To determine the mechanism of impaired insulin-stimulated muscle glycogen metabolism in patients with poorly controlled insulin-dependent diabetes mellitus (IDDM), we used 13C-NMR spectroscopy to monitor the peak intensity of the C1 resonance of the glucosyl units in muscle glycogen during a 6-h hyperglycemic-hyperinsulinemic clamp using [1-13C]glucose-enriched infusate followed by nonenriched glucose. Under similar steady state (t = 3- 6 h) plasma glucose (~ 9.0 mM) and insulin concentrations (~ 400 pM), nonoxidative glucose metabolism was significantly less in the IDDM subjects compared with age-weight-matched control subjects (37 ±6 vs. 73 ± 11 μmol/kg of body wt per minute, P < 0.05), which could be attributed to an ~ 45% reduction in the net rate of muscle glycogen synthesis in the IDDM subjects compared with the control subjects (108±16 vs. 195±6 μmol/liter of muscle per minute, P < 0.001). Muscle glycogen turnover in the IDDM subjects was significantly less than that of the controls (16±4 vs. 33±5%, P < 0.05), indicating that a marked reduction in flux through glycogen synthase was responsible for the reduced rate of net glycogen synthesis in the IDDM subjects. 31P-NMR spectroscopy was used to determine the intramuscular concentration of glucose-6-phosphate (G-6-P) under the same hyperglycemic-hyperinsulinemic conditions. Basal G-6-P concentration was similar between the two groups (~ 0.10 mmol/kg of muscle) but the increment in G-6-P concentration in response to the glucose-insulin infusion was ~ 50% less in the IDDM subjects compared with the control subjects (0.07±0.02 vs. 0.13±0.02 mmol/kg of muscle, P < 0.05).

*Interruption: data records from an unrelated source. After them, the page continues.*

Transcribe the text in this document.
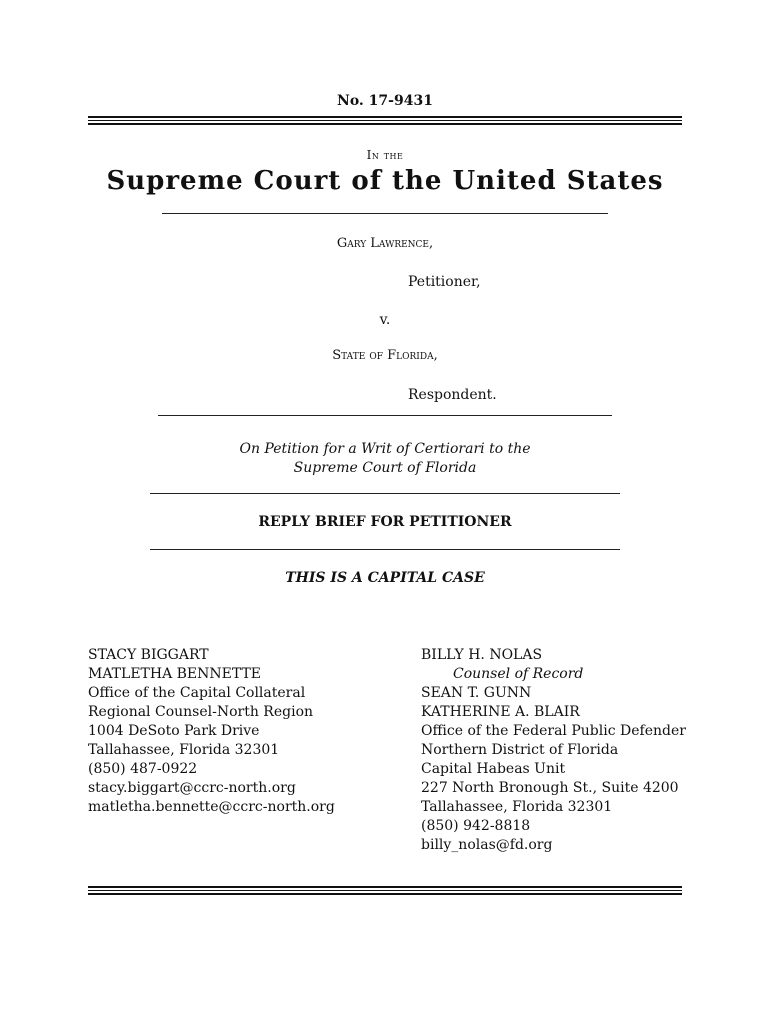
No. 17-9431
In the
Supreme Court of the United States
Gary Lawrence,
Petitioner,
v.
State of Florida,
Respondent.
On Petition for a Writ of Certiorari to the
Supreme Court of Florida
REPLY BRIEF FOR PETITIONER
THIS IS A CAPITAL CASE
STACY BIGGART
MATLETHA BENNETTE
Office of the Capital Collateral
Regional Counsel-North Region
1004 DeSoto Park Drive
Tallahassee, Florida 32301
(850) 487-0922
stacy.biggart@ccrc-north.org
matletha.bennette@ccrc-north.org
BILLY H. NOLAS
Counsel of Record
SEAN T. GUNN
KATHERINE A. BLAIR
Office of the Federal Public Defender
Northern District of Florida
Capital Habeas Unit
227 North Bronough St., Suite 4200
Tallahassee, Florida 32301
(850) 942-8818
billy_nolas@fd.org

When nonoxidative glucose metabolic rates in the control subjects were matched to the IDDM subjects, the increment in the G-6-P concentration (0.06±0.02 mmol/kg of muscle) was no different than that in the IDDM subjects. Together, these data indicate that defective glucose transport/phosphorylation is the major factor responsible for the lower rate of muscle glycogen synthesis in the poorly controlled insulin-dependent diabetic subjects.